IKEA, the iconic home furnishings chain, plans to announce Thursday that it will raise its minimum wage by 17%, joining a growing national movement to boost the pay of low-wage workers.
The Gap, whose stores include Gap and Old Navy, also has announced plans to increase its pay floor this year.
The privately held Ikea plans to raise its average minimum wage from $9.17 an hour to $10.76 starting January 1. The increase will affect about half of the 11,000 employees at its 38 U.S. stores
"It's driven from our vision of wanting to create a better everyday life for our coworkers," acting IKEA President Rob Olson said in an interview.

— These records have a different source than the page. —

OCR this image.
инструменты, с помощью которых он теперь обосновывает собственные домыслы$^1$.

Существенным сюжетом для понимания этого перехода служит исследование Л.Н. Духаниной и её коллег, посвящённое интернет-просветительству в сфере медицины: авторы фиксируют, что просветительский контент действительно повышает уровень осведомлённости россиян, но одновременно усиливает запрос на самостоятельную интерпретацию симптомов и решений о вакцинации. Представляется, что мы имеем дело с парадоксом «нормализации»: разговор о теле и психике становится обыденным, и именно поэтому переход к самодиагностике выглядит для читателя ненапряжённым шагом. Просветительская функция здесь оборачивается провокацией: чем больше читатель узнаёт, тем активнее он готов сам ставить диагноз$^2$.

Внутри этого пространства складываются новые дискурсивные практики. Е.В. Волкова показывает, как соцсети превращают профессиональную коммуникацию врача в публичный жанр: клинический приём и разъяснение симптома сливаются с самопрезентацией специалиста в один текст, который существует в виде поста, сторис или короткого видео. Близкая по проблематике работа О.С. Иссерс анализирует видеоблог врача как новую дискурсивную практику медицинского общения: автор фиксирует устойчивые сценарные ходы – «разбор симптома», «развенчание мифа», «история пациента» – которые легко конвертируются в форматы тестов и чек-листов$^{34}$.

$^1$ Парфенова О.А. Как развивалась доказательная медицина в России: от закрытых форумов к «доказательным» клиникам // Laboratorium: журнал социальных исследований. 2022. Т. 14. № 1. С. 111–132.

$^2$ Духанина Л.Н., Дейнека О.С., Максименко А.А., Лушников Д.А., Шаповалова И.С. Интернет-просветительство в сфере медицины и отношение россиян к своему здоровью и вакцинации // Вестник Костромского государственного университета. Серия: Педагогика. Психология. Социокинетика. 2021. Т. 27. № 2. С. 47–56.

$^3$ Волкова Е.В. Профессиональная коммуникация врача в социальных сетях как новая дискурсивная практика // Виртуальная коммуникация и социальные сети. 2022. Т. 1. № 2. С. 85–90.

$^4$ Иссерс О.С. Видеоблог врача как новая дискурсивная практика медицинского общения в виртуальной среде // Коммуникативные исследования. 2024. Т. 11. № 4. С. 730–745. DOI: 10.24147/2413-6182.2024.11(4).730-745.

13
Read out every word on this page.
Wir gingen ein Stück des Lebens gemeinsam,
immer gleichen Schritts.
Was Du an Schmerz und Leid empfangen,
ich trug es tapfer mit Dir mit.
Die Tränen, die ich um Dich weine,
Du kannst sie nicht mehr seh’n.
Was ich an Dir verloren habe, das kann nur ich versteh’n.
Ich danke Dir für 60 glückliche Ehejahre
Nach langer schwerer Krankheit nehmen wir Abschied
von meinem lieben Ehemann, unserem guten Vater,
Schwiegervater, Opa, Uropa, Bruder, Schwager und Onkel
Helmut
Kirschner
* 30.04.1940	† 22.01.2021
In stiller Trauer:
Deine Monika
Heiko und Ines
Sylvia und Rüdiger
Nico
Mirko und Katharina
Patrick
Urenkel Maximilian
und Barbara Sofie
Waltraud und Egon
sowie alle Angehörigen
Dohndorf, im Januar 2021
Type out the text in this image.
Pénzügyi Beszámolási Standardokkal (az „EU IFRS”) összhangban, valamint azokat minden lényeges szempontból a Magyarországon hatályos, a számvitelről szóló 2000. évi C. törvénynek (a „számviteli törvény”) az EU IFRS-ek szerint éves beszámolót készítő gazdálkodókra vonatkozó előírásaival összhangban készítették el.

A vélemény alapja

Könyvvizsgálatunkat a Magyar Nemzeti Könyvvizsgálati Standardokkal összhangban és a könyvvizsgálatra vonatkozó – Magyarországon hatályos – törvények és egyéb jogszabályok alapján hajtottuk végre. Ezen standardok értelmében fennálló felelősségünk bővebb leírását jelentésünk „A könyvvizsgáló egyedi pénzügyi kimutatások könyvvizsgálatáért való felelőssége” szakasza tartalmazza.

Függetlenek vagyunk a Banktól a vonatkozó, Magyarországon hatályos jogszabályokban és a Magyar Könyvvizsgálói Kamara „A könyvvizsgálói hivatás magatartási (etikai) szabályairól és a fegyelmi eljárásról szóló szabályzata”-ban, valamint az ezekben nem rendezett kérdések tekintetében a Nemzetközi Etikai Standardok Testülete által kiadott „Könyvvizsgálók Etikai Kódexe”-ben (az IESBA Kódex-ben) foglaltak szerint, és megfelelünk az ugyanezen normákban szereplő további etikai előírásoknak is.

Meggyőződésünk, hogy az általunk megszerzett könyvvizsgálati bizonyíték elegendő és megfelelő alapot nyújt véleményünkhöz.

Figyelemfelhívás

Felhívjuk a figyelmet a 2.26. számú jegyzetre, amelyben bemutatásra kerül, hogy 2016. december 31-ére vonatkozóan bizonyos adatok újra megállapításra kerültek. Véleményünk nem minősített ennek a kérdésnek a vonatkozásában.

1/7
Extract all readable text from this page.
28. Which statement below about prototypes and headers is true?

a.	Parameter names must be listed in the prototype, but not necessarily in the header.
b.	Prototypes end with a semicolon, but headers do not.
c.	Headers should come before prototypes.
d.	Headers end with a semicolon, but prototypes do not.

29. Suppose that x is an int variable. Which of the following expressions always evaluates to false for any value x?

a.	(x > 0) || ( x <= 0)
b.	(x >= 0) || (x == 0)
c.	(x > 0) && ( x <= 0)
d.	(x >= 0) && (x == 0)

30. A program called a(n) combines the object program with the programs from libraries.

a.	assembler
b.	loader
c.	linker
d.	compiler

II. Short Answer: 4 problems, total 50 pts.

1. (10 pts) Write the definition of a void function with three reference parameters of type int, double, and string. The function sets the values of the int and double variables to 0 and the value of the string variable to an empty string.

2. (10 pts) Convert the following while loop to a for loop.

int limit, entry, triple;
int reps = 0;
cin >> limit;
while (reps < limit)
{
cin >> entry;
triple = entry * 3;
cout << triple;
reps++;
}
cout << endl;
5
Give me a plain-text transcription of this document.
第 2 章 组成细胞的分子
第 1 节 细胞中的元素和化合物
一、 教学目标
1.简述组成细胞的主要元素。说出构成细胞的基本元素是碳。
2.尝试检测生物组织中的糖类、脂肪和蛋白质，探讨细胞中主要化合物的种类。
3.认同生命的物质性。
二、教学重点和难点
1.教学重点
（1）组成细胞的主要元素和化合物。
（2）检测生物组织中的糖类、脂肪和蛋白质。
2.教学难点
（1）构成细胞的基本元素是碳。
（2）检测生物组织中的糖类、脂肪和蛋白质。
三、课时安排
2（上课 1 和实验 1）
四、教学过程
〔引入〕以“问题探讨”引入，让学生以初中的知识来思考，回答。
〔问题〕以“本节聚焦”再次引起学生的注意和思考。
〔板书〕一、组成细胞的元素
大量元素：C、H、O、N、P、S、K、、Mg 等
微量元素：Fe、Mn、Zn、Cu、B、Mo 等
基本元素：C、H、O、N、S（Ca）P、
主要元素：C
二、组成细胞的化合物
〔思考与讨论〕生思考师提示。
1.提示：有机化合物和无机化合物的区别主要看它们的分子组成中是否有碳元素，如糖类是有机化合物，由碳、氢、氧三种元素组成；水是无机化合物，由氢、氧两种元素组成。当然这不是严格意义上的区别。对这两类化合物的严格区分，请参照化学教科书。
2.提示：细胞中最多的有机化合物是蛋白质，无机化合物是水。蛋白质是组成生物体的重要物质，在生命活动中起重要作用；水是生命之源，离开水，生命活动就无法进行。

Olson says the chain's entry-level pay is already above the average of its competitors. It's also well above the $7.25 per hour federal minimum wage. But IKEA, he says, wanted to ensure that its workers receive an adequate income based on the MIT living wage calculator, which estimates what a single adult should earn to afford basic expenses in each U.S. county.
The raise, he says, also will reduce employee turnover and bolster recruitment.
Critics say proposals to raise state and federal minimum wages often force employers to lay off workers or hire fewer people, and lead to price hikes that can hurt low-income Americans in particular.
But Olson says IKEA has no plans to raise prices, cut staff or reduce hiring. He says the company can absorb the pay increase partly because it has cut costs in recent years. The wage hike will narrow profit margins, Olson says, but it ultimately should benefit the bottom line.
Other retailers are also realizing benefits. The Gap told Bloomberg News this week that job applications to the Gap and Old Navy chains have surged by at least 10% since February when the company announced plans to boost hourly wages to $10 by 2015.
Don Thompson, CEO of McDonald's -- the biggest target of a wave of fast food worker strikes for better pay -- said this month the company backs legislation to raise the federal minimum wage to $10.10 an hour. That proposal has been blocked by Republicans in Congress. But more than 20 states have set their pay floors above the federal minimum and about 30 are considering increases.
Jack Temple, policy analyst for the National Employment Law Project, says company wage increases "make a massive difference" for employees. But he says they can't make up for a lack of federal action.
"The country as a whole is facing a crisis around low-wage jobs and we need a national response," he says.